= Naranjal District =

Naranjal is a district of the Alto Paraná Department, Paraguay. Spread over an area of 627.4 km2, it had a population of 6,608 inhabitants as per the 2022 census. It was officially founded on 26 July 1990. It is known for its "Fiesta de la Costilla" (rib festival) celebrated in May annually.

== History ==
Naranje district was carved out of the districts of Domingo Martínez de Irala and Ñacunday on 26 July 1990. It was also declared as a municipality on the same day, and the first mayor was Don Faustino Leiva Azuaga.

== Geography ==
Naranjal is a district located in the southwestern part of the Alto Paraná Department in Paraguay. It is located about 363 km from the national capital of Asunción.

== Demographics and culture ==
As per the 2022 census, Naranje had a population of 6,608 inhabitants of which 3,409 were males and 3,199 were females. About 58.2% of the population was classified rural, and the rest (41.8%) lived in urban areas. About 25.7% of the population was below the age of fourteen, and 5.6% was more than 65 years of age.
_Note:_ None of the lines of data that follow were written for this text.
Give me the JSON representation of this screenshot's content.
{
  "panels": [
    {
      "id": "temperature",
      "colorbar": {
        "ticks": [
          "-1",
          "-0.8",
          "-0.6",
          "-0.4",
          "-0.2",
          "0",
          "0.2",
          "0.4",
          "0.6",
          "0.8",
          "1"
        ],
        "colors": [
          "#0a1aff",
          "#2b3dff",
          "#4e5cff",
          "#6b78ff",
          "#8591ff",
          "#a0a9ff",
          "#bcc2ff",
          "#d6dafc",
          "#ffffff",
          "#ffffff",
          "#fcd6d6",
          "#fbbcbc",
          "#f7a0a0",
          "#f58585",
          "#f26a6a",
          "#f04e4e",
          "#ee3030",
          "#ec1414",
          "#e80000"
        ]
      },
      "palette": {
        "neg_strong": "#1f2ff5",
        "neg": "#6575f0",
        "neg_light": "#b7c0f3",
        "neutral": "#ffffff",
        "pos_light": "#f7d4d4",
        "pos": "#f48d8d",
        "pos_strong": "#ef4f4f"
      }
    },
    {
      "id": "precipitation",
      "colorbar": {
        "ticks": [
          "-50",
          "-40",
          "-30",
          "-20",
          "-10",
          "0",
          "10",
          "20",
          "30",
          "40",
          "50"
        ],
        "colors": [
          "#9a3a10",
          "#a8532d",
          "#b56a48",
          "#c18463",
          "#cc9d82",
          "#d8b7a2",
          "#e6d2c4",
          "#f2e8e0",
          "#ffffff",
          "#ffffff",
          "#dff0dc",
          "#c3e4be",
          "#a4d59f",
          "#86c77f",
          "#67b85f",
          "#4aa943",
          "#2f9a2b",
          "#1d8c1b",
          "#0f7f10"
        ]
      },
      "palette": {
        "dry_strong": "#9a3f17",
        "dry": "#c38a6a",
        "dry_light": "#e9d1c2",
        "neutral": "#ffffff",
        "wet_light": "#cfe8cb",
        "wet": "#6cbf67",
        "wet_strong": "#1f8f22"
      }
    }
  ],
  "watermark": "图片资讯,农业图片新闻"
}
The population is multi-ethnic, with significant proportion formed by immigrants from Brazil.

Due to its significant population of Brazilian immigrants, there is Brazilian influence on the local culture and language. The town is known for its Fiesta de la Costilla (rib festival) held in July annually. During the festival, nearly 4,500 kg are ribs are cooked for over 12 hours, and thousands of people gather to eat them.

== Economy==
The primary economic activity is agriculture, with majority of the people employed in small farms. Major agriculture produce include soyabean, wheat, and maize.